By no fault of their own, 165,000 Alberta children, or 1-in-6, are in poverty.
That is 51,540 children in Edmonton. The number jumps to almost 1-in-2 children if living on a reserve.
The pandemic has not affected all of us equally. Some of us with privilege have transitioned relatively seamlessly. Others are losing businesses, livelihoods, their heath, and their lives. We cannot have a one-size-fits-all response from any order of government. Literacy or epidemiology, you cannot be truly well in a sick society. In the USA, prisons are forecast on grade 3 literacy levels. I really worry about the youngest and most vulnerable who are experiencing the negative compounding impacts and must be front and centre.
Thank you to the Edmonton Social Planning Council and Public Interest Alberta for the provocative presentation and report.
Be sure to check out Public Interest Alberta's campaign, Even One Kid in Poverty is One Too Many.

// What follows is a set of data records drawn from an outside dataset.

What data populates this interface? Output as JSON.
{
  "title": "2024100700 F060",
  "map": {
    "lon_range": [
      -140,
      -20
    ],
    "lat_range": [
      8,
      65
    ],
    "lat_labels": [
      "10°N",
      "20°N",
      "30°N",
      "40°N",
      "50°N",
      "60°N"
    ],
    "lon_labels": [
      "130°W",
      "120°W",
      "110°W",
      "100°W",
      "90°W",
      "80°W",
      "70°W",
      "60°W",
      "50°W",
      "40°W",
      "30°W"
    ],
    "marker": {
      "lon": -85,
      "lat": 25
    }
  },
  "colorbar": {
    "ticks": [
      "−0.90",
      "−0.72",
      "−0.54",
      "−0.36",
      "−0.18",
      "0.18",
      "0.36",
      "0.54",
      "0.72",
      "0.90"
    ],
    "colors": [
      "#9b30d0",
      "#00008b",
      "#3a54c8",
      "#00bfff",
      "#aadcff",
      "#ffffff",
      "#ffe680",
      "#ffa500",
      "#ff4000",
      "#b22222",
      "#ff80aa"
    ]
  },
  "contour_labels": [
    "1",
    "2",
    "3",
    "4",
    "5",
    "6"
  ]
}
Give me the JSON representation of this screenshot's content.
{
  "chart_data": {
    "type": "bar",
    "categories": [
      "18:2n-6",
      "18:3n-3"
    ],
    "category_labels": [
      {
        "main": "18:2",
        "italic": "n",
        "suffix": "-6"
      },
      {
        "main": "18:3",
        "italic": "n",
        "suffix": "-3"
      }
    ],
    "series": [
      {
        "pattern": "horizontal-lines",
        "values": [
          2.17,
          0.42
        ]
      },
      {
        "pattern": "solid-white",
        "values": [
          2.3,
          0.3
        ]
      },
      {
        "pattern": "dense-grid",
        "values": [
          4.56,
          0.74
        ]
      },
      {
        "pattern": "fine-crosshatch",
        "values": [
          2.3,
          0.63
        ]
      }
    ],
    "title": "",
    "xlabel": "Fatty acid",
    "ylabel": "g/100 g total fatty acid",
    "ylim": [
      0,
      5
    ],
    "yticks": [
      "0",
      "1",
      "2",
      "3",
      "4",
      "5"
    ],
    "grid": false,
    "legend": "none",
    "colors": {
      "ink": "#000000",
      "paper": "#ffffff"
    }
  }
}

The Alberta Child Poverty Report is a yearly publication that highlights the plight of children and youth living without the resources to thrive and grow into healthy adults. Every year, the Child Poverty Report advocates for better social services and governmental assistance to give all children the opportunities they deserve.
This year’s report is titled Spotlight: Lessons on Child Poverty during a Pandemic. The report casts a light on how the COVID-19 pandemic is affecting children and how it is exacerbating problems that were present long before the pandemic started in March 2020.
The Alberta Child Poverty Report is a collaboration between the Edmonton Social Planning Council, the Alberta College of Social Workers (ACSW), and Public interest Alberta (PIA). It is part of the Campaign 2000 coalition, a national movement that sought to end child poverty by the year 2000. Obviously, Canada failed to meet this objective and much work remains before poverty for children and youth is eradicated.